All the major equity indices closed lower Thursday. However, Nasdaq internals were only slightly negative which we find interesting given the magnitude of the afternoon selloff.
Four of the charts saw their near-term uptrend lines violated, turning said trends to neutral although no violations of price support were generated.
Meanwhile, investor sentiment continues to be overly optimistic, in our opinion, and in need of some moderation.
Where does this leave markets overall? Let's investigate.
On the Charts
All the major equity indices closed lower Thursday with negative internals on the NYSE and Nasdaq as trading volumes rose from the prior session.
All closed at or near their intraday lows.
The Nasdaq Advancers/Decliners was only slightly negative at 2,022/2,137. Given the velocity and degree of the afternoon weakness, we would have expected the Nasdaq A/D to have been more negative. We view this condition as somewhat positive.
The S&P 500 (see above), DJIA, Dow Jones Transports and MidCap 400 closed below their near-term uptrend lines and are now neutral, as is the Russell 2000.
The Nasdaq Composite, Nasdaq 100 and Value Line Arithmetic Index remain positive.

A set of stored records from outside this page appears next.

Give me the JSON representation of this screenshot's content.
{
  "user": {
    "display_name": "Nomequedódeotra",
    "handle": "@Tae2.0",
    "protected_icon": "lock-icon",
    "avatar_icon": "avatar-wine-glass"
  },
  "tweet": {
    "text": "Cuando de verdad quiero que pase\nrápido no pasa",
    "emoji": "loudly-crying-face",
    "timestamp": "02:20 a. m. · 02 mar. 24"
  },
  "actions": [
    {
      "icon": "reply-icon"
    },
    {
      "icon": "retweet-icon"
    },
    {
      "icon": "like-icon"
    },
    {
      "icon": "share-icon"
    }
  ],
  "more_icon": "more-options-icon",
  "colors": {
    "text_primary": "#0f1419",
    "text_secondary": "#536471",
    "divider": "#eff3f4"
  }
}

Cumulative market breadth was unchanged with the All Exchange and NYSE A/Ds neutral and above their 50 DMAs with the NASDAQ negative and below its 50 DMA.
All the stochastic levels are now neutral after flashing bearish crossovers over the past week.
On the data, the McClellan one-day Overbought/Oversold oscillators remain (All Exchange: -20.14 NYSE: -21.08 Nasdaq: -18.76).
Sentiment indicators remain cautionary. The Rydex Ratio (contrarian indicator), measuring the action of the leveraged ETF traders, is still in very bearish territory, dipping slightly to 1.53 as they remain heavily leveraged long.
This week's Investors Intelligence Bear/Bull Ratio (contrary indicator) turned more bearish as well at 16.8/63.4 with the AAII a bearish 22.73/53.17.
In general, bullish expectations have become excessive. The sentiment data continue to suggest the need of some rebuilding of the "wall of worry."
The Open Insider Buy/Sell Ratio is still bearish at 24.3.
Valuation still appears extended with the forward 12-month consensus earnings estimate for the S&P 500 from Bloomberg rising to $183.75 per share. This leaves the S&P's forward P/E multiple at 22.4x while the "rule of 20" finds fair value at 18.5x. The valuation spread has been consistently wide over the past several months while the forward estimates have risen rather consistently.
The S&P's forward earnings yield stands at 4.44%.
The 10-year Treasury yield closed at 1.55% and remains near what we see as support at 1.55%. We view 1.63% as resistance.
For reasons stated above, we are maintaining our near-term "neutral/positive" macro-outlook for equities.